Sınıfta kapının hemen solundaki ilk sıranın duvar tarafında oturuyordum. İkinci sene yeni bir İngilizce öğretmeni derse girmeye başlamıştı. Bizlerden olsun en fazla beş yaş daha büyüktü. Minyon tipli esmer güzeli genç bir kızdı. Her zaman süper mini etek giyer, sütun gibi bacaklarını sergilemekten kaçınmazdı. Oturduğum yer öğretmen kürsüsünü çaprazdan gören bir konuma sahipti. Gözümüzde o daha hoca olmamış, stajyer öğretmendi henüz. Kürsüde bacak bacak üstüne atıp bize göz ziyafeti çektirdiği için bütün erkek arkadaşlar benimle yer değiştirmek için az yalvarmıyorlardı.
Lise ikinci ve üçüncü sınıflarda genel olarak kaliteli hocalarımız oldu. Sınıfımız da akıllı çocuklarla doluydu. Fizik hocamız meslek hayatının en başarılı sınıfına ders verdiğini söylüyor, emeğinin karşılığını almasının gururunu yaşıyordu. Son sene Namık Kemal lisesinden gelen Hamiyet Hoca bir matematik profesörüydü. Bu hocalar sayesinde üniversite sınavında açıkta kalan hemen hemen hiçbir arkadaşımız olmamıştı.
Üniversite yıllarımda hoca sayısı inanılmaz ölçüde artmıştı (!) Arkadaşlar kendi aralarında birbirine "hocam" diye hitap ederlerdi. Öğretim üyeleri zaten hocaydı ama çaycılar, temizlik görevlileri, çevrede kimi görürseniz hepsi hocaydı. Bu bir ODTÜ kültürüydü. Ağzımız o kadar alışmıştı ki her önümüze gelene "hocam" demeye. Ankara'lıların da bunu kabul ettiğini görecektim kısa zamanda. Manavda "Hocam oradan bana iki kilo patates veriver." demek, berberde "Hocam şu saçları biraz kısalt" demek gayet olağan karşılanırdı. Bizim o yıllarda jandarma ile yakın temaslarımız olurdu. Polis giremezdi kampusa. Hele bir girsindi. Jandarma da hocamızdı, nizamiyedeki bekçi de. Elbette bu duruma bozuk atanlar da oluyordu. Hidrolik dersimize giren profesör Cahit Çıray hiç hoşlanmazdı kendisine hocam denilmesinden. "Everybody is hoca, I am not your hoca" derdi. Herkes hocaysa ben hocanız değilim yani.

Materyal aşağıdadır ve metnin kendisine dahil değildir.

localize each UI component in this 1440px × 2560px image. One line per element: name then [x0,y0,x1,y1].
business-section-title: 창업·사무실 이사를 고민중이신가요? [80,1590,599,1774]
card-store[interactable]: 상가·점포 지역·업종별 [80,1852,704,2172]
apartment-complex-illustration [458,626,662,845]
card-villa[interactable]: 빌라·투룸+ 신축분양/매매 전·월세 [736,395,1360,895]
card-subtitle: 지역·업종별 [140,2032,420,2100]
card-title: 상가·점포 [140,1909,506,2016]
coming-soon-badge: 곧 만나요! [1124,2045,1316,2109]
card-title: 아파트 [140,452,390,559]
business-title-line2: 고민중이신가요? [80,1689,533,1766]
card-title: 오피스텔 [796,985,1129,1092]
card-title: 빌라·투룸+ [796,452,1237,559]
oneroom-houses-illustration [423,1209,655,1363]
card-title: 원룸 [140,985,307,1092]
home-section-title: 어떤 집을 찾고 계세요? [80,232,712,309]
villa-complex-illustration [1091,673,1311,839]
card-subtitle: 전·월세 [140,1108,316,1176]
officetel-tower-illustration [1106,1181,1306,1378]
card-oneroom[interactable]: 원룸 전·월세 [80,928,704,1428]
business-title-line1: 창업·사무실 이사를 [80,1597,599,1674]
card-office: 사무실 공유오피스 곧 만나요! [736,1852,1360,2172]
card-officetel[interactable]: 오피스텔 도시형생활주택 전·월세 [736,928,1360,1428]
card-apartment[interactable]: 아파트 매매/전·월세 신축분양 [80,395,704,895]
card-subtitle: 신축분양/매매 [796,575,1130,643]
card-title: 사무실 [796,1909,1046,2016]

Tatillerde İzmir'e gittiğimde manava hocam deyince bön bön bakardı yüzüme. Hemen toparlardım kendimi. İşte böyle. Perran Kutman'ın Hayat Bilgisi dizisindeki "Hoca camide" ifadesini dönemin Milli Eğitim Bakanı Hüseyin Çelik eleştirmiş. Camide hocanın değil, imamın olduğunu, kültürümüzde öğretmenlere hocam denilmesinin yadırganmaması gerektiğini söylemiş. Ona bir gün gelip de hak vereceğimi hiç düşünmezdim doğrusu.